Beispiele für solche Seiten sind Digital/AI Research Assistants, die mit Hilfe von Sprachmodellen und/oder anderer Algorithmik die Literaturrecherche unterstützen. Bei der DGI gibt es einen Einführungsartikel der ganz interessant ist. Der Autorengruppe geschuldet ist er vor allem auf die Implikationen für Informationsinfrastrukturen (also Bibliotheken o.ä.) ausgelegt, die Einführung ist trotzdem ganz brauchbar.
Beispiele für Digital Research Assistants, die Ihr ausprobieren könnt, wären:
- Researchrabbit (Anmeldung mit E-Mailadresse erforderlich; kostenlos)
- Inciteful (keine Anmeldung notwendig)
Beispiele für AI-Assitants, die noch einen Schritt weitergehen, wären:
- Elicit (Anmeldung mit E-Mailadresse erforderlich; kostenlos)
- perplexity (Kostenloser Test möglich, dann Anmeldung und Premium-Plan nötig)
- typeset (Anmeldung nötig, freies Volumen, dann relativ kostspielig)
Ein Punkt zur Nutzung von (KI-)Werkzeugen
Für alle (KI-)Werkzeuge die Ihr beim Erstellen von Arbeiten nutzt gilt immer:
Ihr seid haftbar für das Ergebnis!
Es liegt also in Eurer Verantwortung die mit KI generierten Inhalte genau zu überprüfen und anzupassen!
KI-Assistenzen werden nie fehlerfrei arbeiten!

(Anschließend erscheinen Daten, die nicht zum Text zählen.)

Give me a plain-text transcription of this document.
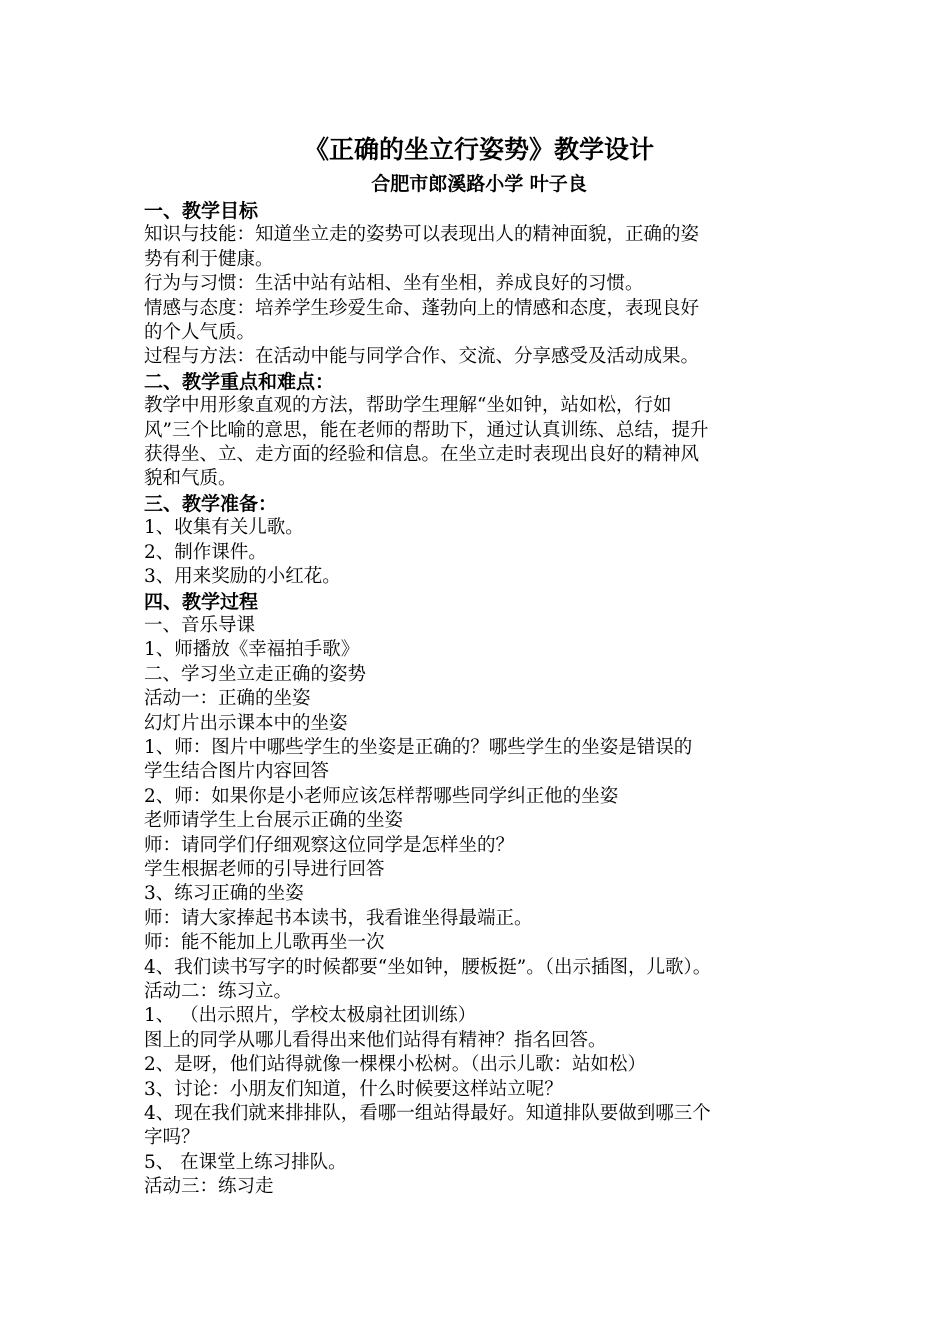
《正确的坐立行姿势》教学设计
合肥市郎溪路小学 叶子良
一、教学目标
知识与技能：知道坐立走的姿势可以表现出人的精神面貌，正确的姿
势有利于健康。
行为与习惯：生活中站有站相、坐有坐相，养成良好的习惯。
情感与态度：培养学生珍爱生命、蓬勃向上的情感和态度，表现良好
的个人气质。
过程与方法：在活动中能与同学合作、交流、分享感受及活动成果。
二、教学重点和难点：
教学中用形象直观的方法，帮助学生理解“坐如钟，站如松，行如
风”三个比喻的意思，能在老师的帮助下，通过认真训练、总结，提升
获得坐、立、走方面的经验和信息。在坐立走时表现出良好的精神风
貌和气质。
三、教学准备：
1、收集有关儿歌。
2、制作课件。
3、用来奖励的小红花。
四、教学过程
一、音乐导课
1、师播放《幸福拍手歌》
二、学习坐立走正确的姿势
活动一：正确的坐姿
幻灯片出示课本中的坐姿
1、师：图片中哪些学生的坐姿是正确的？哪些学生的坐姿是错误的
学生结合图片内容回答
2、师：如果你是小老师应该怎样帮哪些同学纠正他的坐姿
老师请学生上台展示正确的坐姿
师：请同学们仔细观察这位同学是怎样坐的？
学生根据老师的引导进行回答
3、练习正确的坐姿
师：请大家捧起书本读书，我看谁坐得最端正。
师：能不能加上儿歌再坐一次
4、我们读书写字的时候都要“坐如钟，腰板挺”。（出示插图，儿歌）。
活动二：练习立。
1、 （出示照片，学校太极扇社团训练）
图上的同学从哪儿看得出来他们站得有精神？指名回答。
2、是呀，他们站得就像一棵棵小松树。（出示儿歌：站如松）
3、讨论：小朋友们知道，什么时候要这样站立呢？
4、现在我们就来排排队，看哪一组站得最好。知道排队要做到哪三个
字吗？
5、 在课堂上练习排队。
活动三：练习走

Der in einem der Kommentare genannte Service connected papers ist auch ein digitaler Research Assistent - so weit ich das einsehen kann aber ohne Sprachmodell im Hintergrund.
Der Service nutzt aus, dass sich Publikationen und deren Zitations-Beziehungen als mathematischer Graph darstellen lassen. Das eröffnet die Möglichkeit, zentrale Publikationen für einen Forschungsbereich über ihre Vernetzung mit den restlichen Arbeiten zu entdecken. In Abbildung 3.4 ist ein solcher Graph abgebildet.
Inciteful und Researchrabbit bauen auch auf diesem Umstand auf.
Solltet Ihr daran Interesse haben, kann man Zitationsgraphen übrigens auch mit R generieren, dazu gibt es hier ein Beispiel wie man mit OpenCitations Daten sammelt und hier ein Beispiel wie man mit igraph einen Graphen erstellt.
Aufgabe
Rufe den Übersichtsartikel über Kognitive Leistungsfähigkeit und Schokoladenkonsum noch einmal auf. Suche auf Pubmed und Dimensions nach ähnlichen Artikeln.
Suche auf Open Alex nach einem anderen Artikel der Erstautor:in, der dich interessiert.
Erstelle einen Graphen mit connected papers zu dem Übersichtsartikel
Erstelle einen Graphen zum selben Artikel mit Inciteful. Vergleiche die Graphen.
Fazit
Es gibt einen Haufen an Datenquellen, die alle etwas andere Ausrichtungen und deutlich andere Pflege- und Listungs-Strategien aufweisen (in Abbildung 4.1 ist eine Übersicht zu sehen). Mit anderen Worten wird man je nach Quelle zu anderen Ergebnissen kommen. Das gilt sowohl für die Quantität, als auch für die Qualität der Ergebnisse.
Die Assistenz-Werkzeuge kranken auch an diesem Problem, da sie ihre Daten aus einer der Quellen beziehen müssen. Verlasst Euch also nicht ausschließlich auf eine Anlaufstelle.
In der Umfrage hat sich aber auch so ergeben, dass die meisten von Euch mehrere Quellen in Ihren Suchen mit-einbeziehen (Abbildung 4.2).